Love your life and you will lose it but hate it you'll keep it for eternity

This is one of the many "difficult sayings" of Jesus. It seems on surface like a paradox. It is at best impractical, or at worst impossible. Jesus made similar statements in several places in the bible:

John 12;25
Anyone who loves their life will lose it, while anyone who hates their life in this world will keep it for eternal life.

Matthew 10:39
Whoever finds their life will lose it, and whoever loses their life for my sake will find it.
Matthew 16:25
For whoever wants to save their life will lose it, but whoever loses their life for me will find it.

Luke 9:24
For whoever wants to save their life will lose it, but whoever loses their life for me will save it.

Mark 8:35
For whoever wants to save their life will lose it, but whoever loses their life for me and for the gospel will save it.
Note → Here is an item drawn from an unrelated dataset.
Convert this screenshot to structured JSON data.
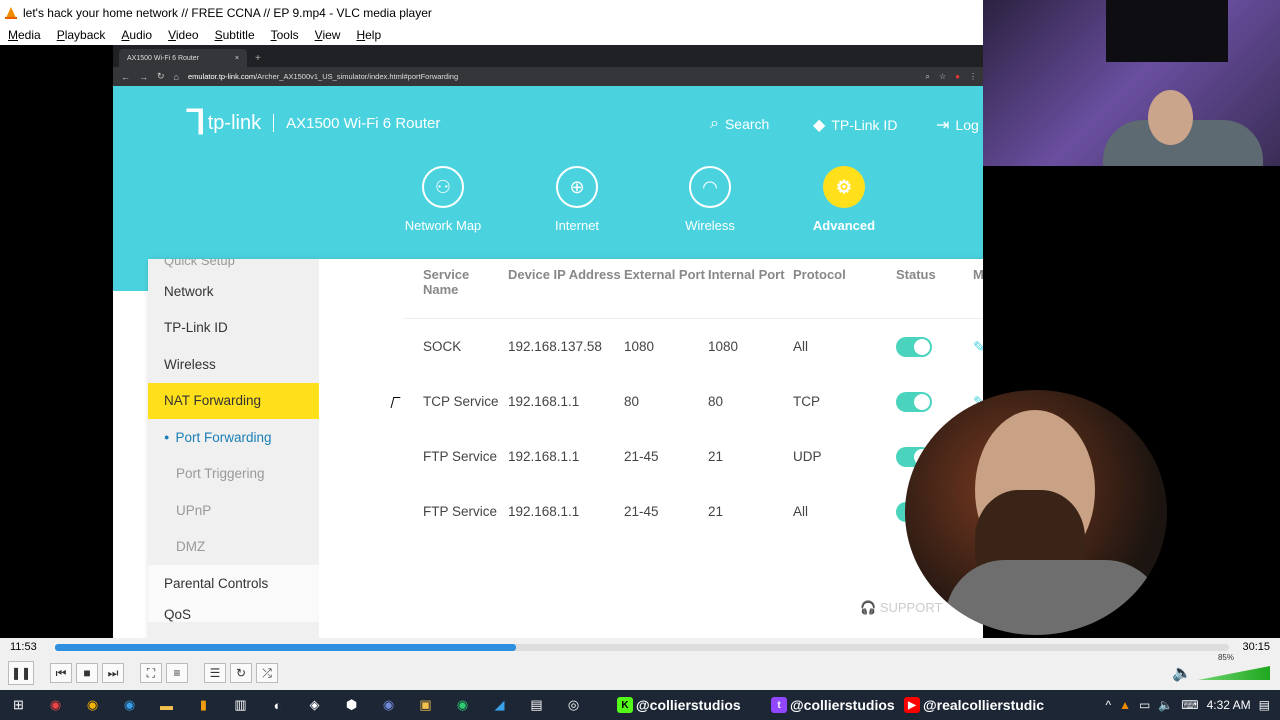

This site calls it "Hate it or lose it". It says: "In the final analysis, the difference between those who really believe in Jesus Christ, and those who only make glib concessions to religion, in found in how they respond to the words of Christ, Himself. Those who believe that Jesus is the image of the invisible God (Col 1:15), and the express image of His person (Heb 1:3), and that there is no other name under heaven whereby we must be saved (Heb 4:12), will always respond to the words of Jesus as if both heaven and hell were hanging upon them."

In the passage in John 12:1-26, this is Jesus' last Passover week before his death. He just raised Lazarus from the dead. He was in Bethany where he was anointed by Mary with expensive perfume and where he once again affirmed his impending death and burial. The chief priests were trying to kill him and his own disciple Judas Iscariot had decided to betray him. He was received by the people of Jerusalem as a king in the famous "Triumphal Entry". What an emotional roller coster ride!!

Now there were some Greeks (who had converted to Judaism) among those who went to Jerusalem for the Passover festival who wanted to see Jesus, presumably because they had heard so much about him. It was in this context, that Jesus said these words. But he began by using an object lesson - a kernel of wheat must die (buried in soil) before it can spring to life, a life that will produce many seeds. So what is it like for those of us who trust in Jesus to die and what is it like to really live?

Bob Wilkin has one of the best answers I have found:
Love and hate are figures of speech concerning priorities.  He suggests that what Jesus is calling for is self denial. We are to deny any pleasures that stand in the path of glorifying and obeying God. Only by losing our lives (denying ourselves) do we truly gain them - lives that God plans for us. He made this strongest admonition to Peter, his closest disciple in Matthew 16:24: "Whoever wants to be my disciples must deny themselves and take up their cross and follow me". This is after Peter, with the best of intention, tried to stop Jesus from going to the cross!

The act of self denial is not easy. The more we appreciate what the life now as God intends it to be, and the future glory, the more likely it is that we find our self-seeking life to be less attractive and therefore denying it would be that much easier.